On appeal, Greensfelder argued that Lopinot erred in granting the plaintiffs’ motion to compel because the common representation exception didn’t apply.

The firm claimed this exception was inapplicable to the case because 1) SSM and CSA didn’t have a common interest during the period it represented them both, 2) the requested documents were generated after its representation of CSA ended and 3) Lopinot said there were questions of fact regarding common representation when he granted the motion to compel.

“We find none of these arguments persuasive,” Chapman wrote for the panel.

First, Chapman said, Greensfelder’s reliance on certain language in the Illinois Supreme Court’s 1991 ruling Waste Management, Inc. v. International Surplus Lines Insurance Co. “is misplaced.”

The firm cited that case to bolster its contention that the common representation exception didn’t apply because the interests of CSA and SSM were not identical at the time it represented both of them.

“Significantly, the Waste Management, Inc. court did not hold that the common representation applies only when the interests of both commonly represented parties are identical or very nearly identical at the time of the representation, a question it was not called upon to decide,” Chapman wrote.

The panel further rejected Greensfelder’s argument “that the exception has never been held ‘to apply to parties on opposite sides of negotiations,’ as occurred in this case.”

“Although we are not aware of any published decisions involving the precise set of circumstances involved in the case before us, the Illinois Rules of Professional Conduct do directly address this situation,” Chapman wrote.

The rules, she said, state “An attorney may represent parties involved in negotiations if the parties are ‘generally aligned in interest even though there is some difference in interest among them’” and “[i]n doing so, the attorney works ‘to resolve potentially adverse interests by developing the parties' mutual interests.’”

In deciding whether to take on two clients in the same case, the panel stressed that “the attorney needs to consider the effect common representation will have on client confidentiality” because “privilege does not attach to communications related to matters subject to the common representation.”

“Greensfelder offers no reason these rules should not apply to the case at hand," Chapman wrote.

The panel also didn't buy Greensfelder’s argument that the exception didn't apply here because the requested documents were generated three years after its representation of CSA had ended.
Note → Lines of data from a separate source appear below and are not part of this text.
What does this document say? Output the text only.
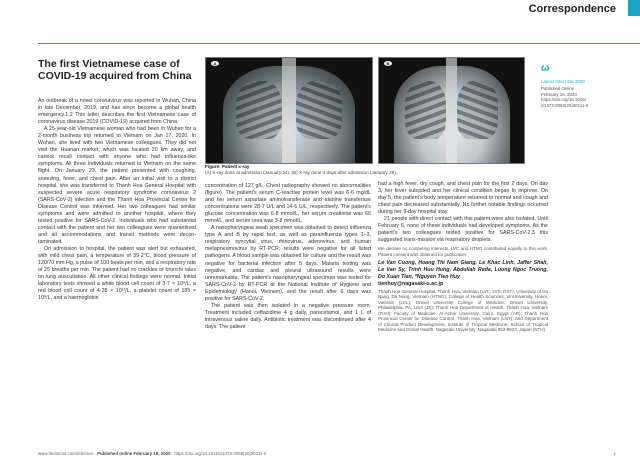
Correspondence
The first Vietnamese case of COVID-19 acquired from China

An outbreak of a novel coronavirus was reported in Wuhan, China in late December, 2019, and has since become a global health emergency.1,2 This letter describes the first Vietnamese case of coronavirus disease 2019 (COVID-19) acquired from China.

A 25-year-old Vietnamese woman who had been in Wuhan for a 2-month business trip returned to Vietnam on Jan 17, 2020. In Wuhan, she lived with two Vietnamese colleagues. They did not visit the Huanan market, which was located 20 km away, and cannot recall contact with anyone who had influenza-like symptoms. All three individuals returned to Vietnam on the same flight. On January 23, the patient presented with coughing, sneezing, fever, and chest pain. After an initial visit to a district hospital, she was transferred to Thanh Hoa General Hospital with suspected severe acute respiratory syndrome coronavirus 2 (SARS-CoV-2) infection and the Thanh Hoa Provincial Center for Disease Control was informed. Her two colleagues had similar symptoms and were admitted to another hospital, where they tested positive for SARS-CoV-2. Individuals who had substantial contact with the patient and her two colleagues were quarantined and all accommodations and transit methods were decon-taminated.

On admission to hospital, the patient was alert but exhausted, with mild chest pain, a temperature of 39·2°C, blood pressure of 120/70 mm Hg, a pulse of 100 beats per min, and a respiratory rate of 25 breaths per min. The patient had no crackles or bronchi rales on lung auscultation. All other clinical findings were normal. Initial laboratory tests showed a white blood cell count of 3·7 × 10⁹/L, a red blood cell count of 4·28 × 10¹²/L, a platelet count of 185 × 10⁹/L, and a haemoglobin

A	B
Figure: Patient x-ray
(A) X-ray done at admission (January 24). (B) X-ray done 4 days after admission (January 28).

concentration of 127 g/L. Chest radiography showed no abnormalities (figure). The patient's serum C-reactive protein level was 6·6 mg/dL and her serum aspartate aminotransferase and alanine transferase concentrations were 28·7 U/L and 14·6 U/L, respectively. The patient's glucose concentration was 6·8 mmol/L, her serum creatinine was 66 mmol/L, and serum urea was 3·8 mmol/L.

A nasopharyngeal swab specimen was obtained to detect influenza type A and B by rapid test, as well as parainfluenza types 1–3, respiratory syncytial virus, rhinovirus, adenovirus, and human metapneumovirus by RT-PCR; results were negative for all listed pathogens. A blood sample was obtained for culture and the result was negative for bacterial infection after 5 days. Malaria testing was negative, and cardiac and pleural ultrasound results were unremarkable. The patient's nasopharyngeal specimen was tested for SARS-CoV-2 by RT-PCR at the National Institute of Hygiene and Epidemiology (Hanoi, Vietnam), and the result after 6 days was positive for SARS-CoV-2.

The patient was then isolated in a negative pressure room. Treatment included ceftazidime 4 g daily, paracetamol, and 1 L of intravenous saline daily. Antibiotic treatment was discontinued after 4 days. The patient

had a high fever, dry cough, and chest pain for the first 2 days. On day 3, her fever subsided and her clinical condition began to improve. On day 5, the patient's body temperature returned to normal and cough and chest pain decreased substantially. No further notable findings occurred during her 9-day hospital stay.

21 people with direct contact with this patient were also isolated. Until February 6, none of these individuals had developed symptoms. As the patient's two colleagues tested positive for SARS-CoV-2,3 this suggested trans-mission via respiratory droplets.

We declare no competing interests. LVC and HTNG contributed equally to this work. Patient consent was obtained for publication.
Le Van Cuong, Hoang Thi Nam Giang, Le Khac Linh, Jaffer Shah, Le Van Sy, Trinh Huu Hung, Abdullah Reda, Luong Ngoc Truong, Do Xuan Tien, *Nguyen Tien Huy
tienhuy@nagasaki-u.ac.jp
Thanh Hoa General Hospital, Thanh Hoa, Vietnam (LVC, LVS, DXT); University of Da Nang, Da Nang, Vietnam (HTNG); College of Health Sciences, VinUniversity, Hanoi, Vietnam (LKL); Drexel University College of Medicine, Drexel University, Philadelphia, PA, USA (JS); Thanh Hoa Department of Health, Thanh Hoa, Vietnam (THH); Faculty of Medicine, Al-Azhar University, Cairo, Egypt (AR); Thanh Hoa Provincial Center for Disease Control, Thanh Hoa, Vietnam (LNT); and Department of Clinical Product Development, Institute of Tropical Medicine, School of Tropical Medicine and Global Health, Nagasaki University, Nagasaki 852-8523, Japan (NTH)
ω
Lancet Infect Dis 2020
Published Online
February 18, 2020
https://doi.org/10.1016/
S1473-3099(20)30111-0
www.thelancet.com/infection Published online February 18, 2020 https://doi.org/10.1016/S1473-3099(20)30111-0	1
Pointing again to the Rules of Professional Conduct, Chapman said an attorney has an ongoing duty of loyalty to a former client.

“Because the requested documents directly relate to the DePaul contract, a matter on which Greensfelder attorneys provided simultaneous representation to CSA and SSM, they fall within the common representation exception," the panel held.

The panel, without much discussion, also denied Greensfelder’s attempt to argue the exception shouldn’t apply because Lopinot said he found questions of fact regarding common representation when he granted the motion to compel.

“Here, the court reached the correct decision even though it may have erroneously believed there were questions of fact remaining," Chapman wrote. "We may therefore affirm its ruling.”

In addition, the panel noted this case involved claims of privilege and work product, doctrines that "are not interchangeable."

"The work product doctrine affords broader protection than the attorney-client privilege," Chapman said. "However, even this broader protection is not absolute."

Although production of documents protected from disclosure under the work product doctrine can be ordered when the party seeking discovery proves it can't get the information from anywhere else,  Chapman said that's not the case here.

"Here, the basis of the plaintiffs' suit is the fact that Greensfelder represented SSM in litigation involving a matter on which it previously represented the plaintiffs," she wrote. "Because the representation itself is at issue, it is impossible to conceive of any other source from which the plaintiffs might obtain the relevant information."